Bertha seems to mean a lot of things.  On the practical level, she means Jane and Rochester are not going to be getting married right now.  On another level, there is the dread of the madwoman, the wild, violent uncontrolled force in the home with happens to be Rochester's wife.  Maybe I'm getting a little too eggheaded here, but it would seem to me that Bertha might be a symbol of something.  Something to do with a view of marriage and certain forms of marriage.  It may even be that this theme will be explored further in other ways in chapters to come.
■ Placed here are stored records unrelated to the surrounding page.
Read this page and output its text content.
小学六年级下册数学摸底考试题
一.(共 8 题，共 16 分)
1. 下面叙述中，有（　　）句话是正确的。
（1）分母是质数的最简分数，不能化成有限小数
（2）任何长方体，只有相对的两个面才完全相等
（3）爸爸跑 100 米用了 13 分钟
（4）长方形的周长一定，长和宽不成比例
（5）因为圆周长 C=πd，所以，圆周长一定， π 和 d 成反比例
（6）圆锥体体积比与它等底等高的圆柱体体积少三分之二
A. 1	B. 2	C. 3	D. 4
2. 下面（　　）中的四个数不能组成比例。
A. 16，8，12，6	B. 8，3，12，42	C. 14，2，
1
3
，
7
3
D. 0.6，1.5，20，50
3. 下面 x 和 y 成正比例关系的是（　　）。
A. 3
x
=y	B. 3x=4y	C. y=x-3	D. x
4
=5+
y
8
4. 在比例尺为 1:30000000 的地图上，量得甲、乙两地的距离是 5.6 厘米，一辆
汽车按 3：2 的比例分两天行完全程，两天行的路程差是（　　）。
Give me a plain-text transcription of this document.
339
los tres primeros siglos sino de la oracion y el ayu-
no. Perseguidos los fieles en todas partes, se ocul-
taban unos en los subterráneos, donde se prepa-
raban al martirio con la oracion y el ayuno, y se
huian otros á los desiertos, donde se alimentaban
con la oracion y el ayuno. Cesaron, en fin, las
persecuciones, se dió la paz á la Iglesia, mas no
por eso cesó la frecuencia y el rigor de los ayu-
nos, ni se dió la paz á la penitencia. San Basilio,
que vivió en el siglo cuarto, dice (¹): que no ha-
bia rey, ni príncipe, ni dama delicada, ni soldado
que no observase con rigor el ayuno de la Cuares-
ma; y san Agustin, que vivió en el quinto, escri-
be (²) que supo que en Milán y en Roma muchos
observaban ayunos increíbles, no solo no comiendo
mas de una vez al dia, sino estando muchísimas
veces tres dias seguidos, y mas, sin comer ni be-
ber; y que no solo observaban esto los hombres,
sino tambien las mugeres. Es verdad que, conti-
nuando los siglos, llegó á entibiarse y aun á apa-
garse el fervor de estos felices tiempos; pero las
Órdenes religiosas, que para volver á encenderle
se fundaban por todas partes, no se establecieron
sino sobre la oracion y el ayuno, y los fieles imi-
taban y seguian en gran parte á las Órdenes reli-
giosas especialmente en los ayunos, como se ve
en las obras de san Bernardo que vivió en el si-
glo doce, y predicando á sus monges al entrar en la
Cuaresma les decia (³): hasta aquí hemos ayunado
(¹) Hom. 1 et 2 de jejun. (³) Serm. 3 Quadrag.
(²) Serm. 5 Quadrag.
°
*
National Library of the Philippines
Without a doubt we end this week with anything but closure.  There is much to be resolved.  Jane resolves to leave, but not before Rochester digs his hole a little deeper in suggesting more unsatisfactory solutions.  He gives his life story.  They part on those most difficult of terms, the wounded lovers who are still in love.

As much as I was loving the book before, I really felt it gel into remarkable greatness this week.   This next week we shall read through Chapter Thirty-Three, which in my edition takes us up to page 456.  The following week we will finish!

1 comment:

  1. This was an exciting group of chapters.Although I have been reading ahead, Chapter 26 was a big turning point. I do not understand why Jane still wants to be with Mr. Roochester after finding out his secret. maybe it was puppy love, I don't think she really loved him. And I became very upset at his insisting she still be his after the secret was disclosed and he goes on about his other mistresses and how he got rid of each one cause they were not good enough for him. Then there is his unbelievable statement that he see by her face that she is not forming a very favorable opinion of him. "You think me an unfeeling, loose-principled rake; don't you?" But instead of her agreeing she can only think of continuing to be by his side. She lost some point of crediability with me at this point. But the next group of chapters are interesting too.